A seg fault generally happens when a process attempts to access memory that the CPU cannot physically address. It is the hardware that notifies the OS about a memory access violation. The OS kernel then sends a signal to the process which caused the exception

To answer the second part of your question, again it depends on hardware and OS. In a typical system (ie x86) the CPU consults the segment registers (via the global or local descriptor tables) to turn the segment relative address into a virtual address (this is usually, but not always, a no-op on modern x86 operating systems), and then (the MMU does this bit really, but on x86 its part of the CPU) consults the page tables to turn that virtual address into a physical address. When it encounters a page which is not marked present (the present bit is not set in the page directory or tables) it raises an exception. When the OS handles this exception, it will either give up (giving rise to the segfault signal you see when you make a mistake or a panic) or it will modify the page tables to make the memory valid and continue from the exception. Typically the OS has some bookkeeping which says which pages could be valid, and how to get the page. This is how demand paging occurs.
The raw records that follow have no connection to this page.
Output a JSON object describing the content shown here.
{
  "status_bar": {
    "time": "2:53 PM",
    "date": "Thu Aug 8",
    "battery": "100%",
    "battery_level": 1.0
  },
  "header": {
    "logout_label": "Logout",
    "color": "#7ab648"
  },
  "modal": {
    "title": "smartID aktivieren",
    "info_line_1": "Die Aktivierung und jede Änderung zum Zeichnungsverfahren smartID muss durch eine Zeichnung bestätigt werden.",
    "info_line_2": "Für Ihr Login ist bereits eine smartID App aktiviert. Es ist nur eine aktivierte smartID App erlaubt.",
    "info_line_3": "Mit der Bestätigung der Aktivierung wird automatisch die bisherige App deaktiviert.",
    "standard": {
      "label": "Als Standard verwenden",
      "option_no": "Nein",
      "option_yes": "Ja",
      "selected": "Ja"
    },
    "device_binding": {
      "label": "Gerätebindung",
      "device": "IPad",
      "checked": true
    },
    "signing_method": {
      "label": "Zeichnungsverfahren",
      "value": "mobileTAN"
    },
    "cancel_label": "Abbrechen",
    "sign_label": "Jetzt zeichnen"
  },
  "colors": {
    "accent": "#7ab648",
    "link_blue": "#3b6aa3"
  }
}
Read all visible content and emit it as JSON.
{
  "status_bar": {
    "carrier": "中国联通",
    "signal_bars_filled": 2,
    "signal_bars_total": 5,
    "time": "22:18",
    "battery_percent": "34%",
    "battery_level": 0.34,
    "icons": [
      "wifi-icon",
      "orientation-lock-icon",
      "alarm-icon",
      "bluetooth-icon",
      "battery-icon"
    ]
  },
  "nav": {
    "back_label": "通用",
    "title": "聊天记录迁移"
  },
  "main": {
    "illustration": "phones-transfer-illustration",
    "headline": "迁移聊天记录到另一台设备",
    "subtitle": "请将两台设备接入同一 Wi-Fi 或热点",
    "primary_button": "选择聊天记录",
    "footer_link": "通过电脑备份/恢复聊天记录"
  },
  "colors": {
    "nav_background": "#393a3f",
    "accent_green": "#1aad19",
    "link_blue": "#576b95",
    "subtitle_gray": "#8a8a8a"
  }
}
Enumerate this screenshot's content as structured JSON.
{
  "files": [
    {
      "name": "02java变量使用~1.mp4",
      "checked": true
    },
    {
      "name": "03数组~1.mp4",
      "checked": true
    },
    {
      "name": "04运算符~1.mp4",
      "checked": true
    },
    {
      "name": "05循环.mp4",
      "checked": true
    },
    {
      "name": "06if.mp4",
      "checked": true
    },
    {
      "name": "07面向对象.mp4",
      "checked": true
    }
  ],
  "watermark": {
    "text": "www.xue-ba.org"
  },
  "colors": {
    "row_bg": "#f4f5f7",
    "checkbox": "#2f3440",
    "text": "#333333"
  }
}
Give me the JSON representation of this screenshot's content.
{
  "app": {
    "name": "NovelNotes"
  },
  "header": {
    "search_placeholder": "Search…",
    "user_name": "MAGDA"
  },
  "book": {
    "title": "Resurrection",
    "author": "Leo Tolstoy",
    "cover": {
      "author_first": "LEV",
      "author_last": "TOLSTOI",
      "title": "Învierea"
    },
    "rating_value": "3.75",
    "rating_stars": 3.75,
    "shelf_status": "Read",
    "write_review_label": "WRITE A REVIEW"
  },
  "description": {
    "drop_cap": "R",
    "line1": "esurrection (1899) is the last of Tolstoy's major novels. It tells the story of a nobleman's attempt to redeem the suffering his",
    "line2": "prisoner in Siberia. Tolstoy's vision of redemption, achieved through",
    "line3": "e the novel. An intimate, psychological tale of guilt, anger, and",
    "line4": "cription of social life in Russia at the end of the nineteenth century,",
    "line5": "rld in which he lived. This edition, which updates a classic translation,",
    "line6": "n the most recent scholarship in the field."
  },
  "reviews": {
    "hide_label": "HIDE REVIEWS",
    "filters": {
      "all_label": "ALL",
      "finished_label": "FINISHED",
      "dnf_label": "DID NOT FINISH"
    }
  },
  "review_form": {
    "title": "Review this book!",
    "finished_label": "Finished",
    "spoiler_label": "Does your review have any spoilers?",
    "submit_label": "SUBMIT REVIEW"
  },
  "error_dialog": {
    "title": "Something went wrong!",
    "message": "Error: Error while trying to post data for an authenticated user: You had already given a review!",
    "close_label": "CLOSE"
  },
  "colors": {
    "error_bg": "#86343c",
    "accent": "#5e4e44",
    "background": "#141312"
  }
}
It all depends on the particular architecture, but all architectures with paged virtual memory work essentially the same. There are data structures in memory that describe the virtual-to-physical mapping of each allocated page of memory. For every memory access, the CPU/MMU hardware looks up those tables to find the mapping. This would be horribly slow, of course, so there are hardware caches to speed it up.